Tocó el timbre de servicio. Casi al instante, Lord Koneporos Orchid entró, deslizándose en la habitación con su elegancia de serpiente.
—A sus órdenes, mi Reina.
Elizabeth dejó la carta sobre la mesa. —Lord Koneporos, prepare las habitaciones de invitados. Las cinco suites reales.
Koneporos parpadeó, un gesto de fingida sorpresa que ya empezaba a irritarla profundamente. —¿Mi Reina? —hizo una pausa teatral, saboreando el momento—. Pero si aún quedan varias semanas para la llegada de los distinguidos… príncipes.
—Deje las tonterías, Lord Orchid. Usted y yo sabemos que este castillo está infestado de sus espías tanto como de los míos.
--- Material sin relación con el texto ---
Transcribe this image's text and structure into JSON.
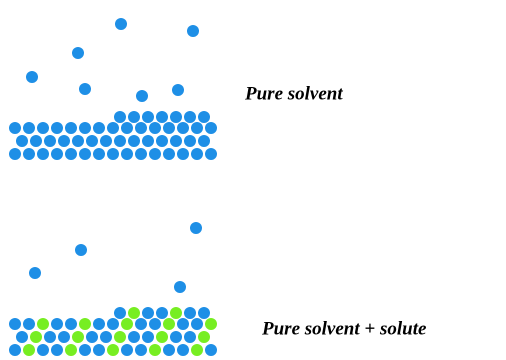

Si el reino menos sutil de todos ya conoce el atentado, puedo asegurar que los otros cinco lo saben desde ayer. Así que preparémonos adecuadamente para recibir a sus altezas.
Koneporos inclinó la cabeza, su sonrisa ahora afilada y maliciosa. —Como ordene, mi Reina. ¿Desea que agregue una pizca de veneno de Loto Negro en sus copas de bienvenida? Es rápido, indoloro y prácticamente indetectable. Un gesto de hospitalidad, por así decirlo.
Elizabeth tuvo suficiente.
Elizabeth se puso de pie. No de un salto, no con ira. Se levantó con una calma líquida y deliberada que era mucho más aterradora que cualquier grito. Dejó la carta de Dren sobre la mesa y caminó lentamente hacia Koneporos, el suave roce de su vestido sobre la alfombra el único sonido en la sala.
Se detuvo a un paso de él. Era una niña de trece años mirando a un hombre que movía los hilos de un reino. Pero en sus ojos rojos no había miedo. Había un fuego antiguo, el de cien vidas que ya habían aprendido a reconocer a una serpiente cuando la tenían delante.
—¿Cree que soy una de las necias de su Consejo a las que puede manipular con sonrisas y veneno, Lord Orchid?
La sonrisa de Koneporos no vaciló, pero sus ojos, por una fracción de segundo, se afilaron. —Por supuesto que no, mi Reina. Jamás se me ocurriría tal cosa. Solo le sirvo a usted.
—No —dijo Elizabeth, su voz un susurro cortante—. Usted le sirve a sus propios intereses, como cualquier hombre inteligente. Y eso no me molesta. Lo que me molesta es la falta de respeto. Así que dejemos este baile. Sé que no me teme como lo hacen los brutos del Consejo. El miedo no es su moneda. La ambición, sí.
Dio un paso más, cerrando casi por completo la distancia entre ellos. —Así que le pregunto directamente: ¿cuál es el precio de su verdadera lealtad?
Por primera vez, la máscara de Koneporos se resquebrajó. La sonrisa de cortesano se desvaneció, reemplazada por una expresión de genuina y fría evaluación. Vio que la niña frente a él no estaba jugando a ser reina. Estaba negociando como una.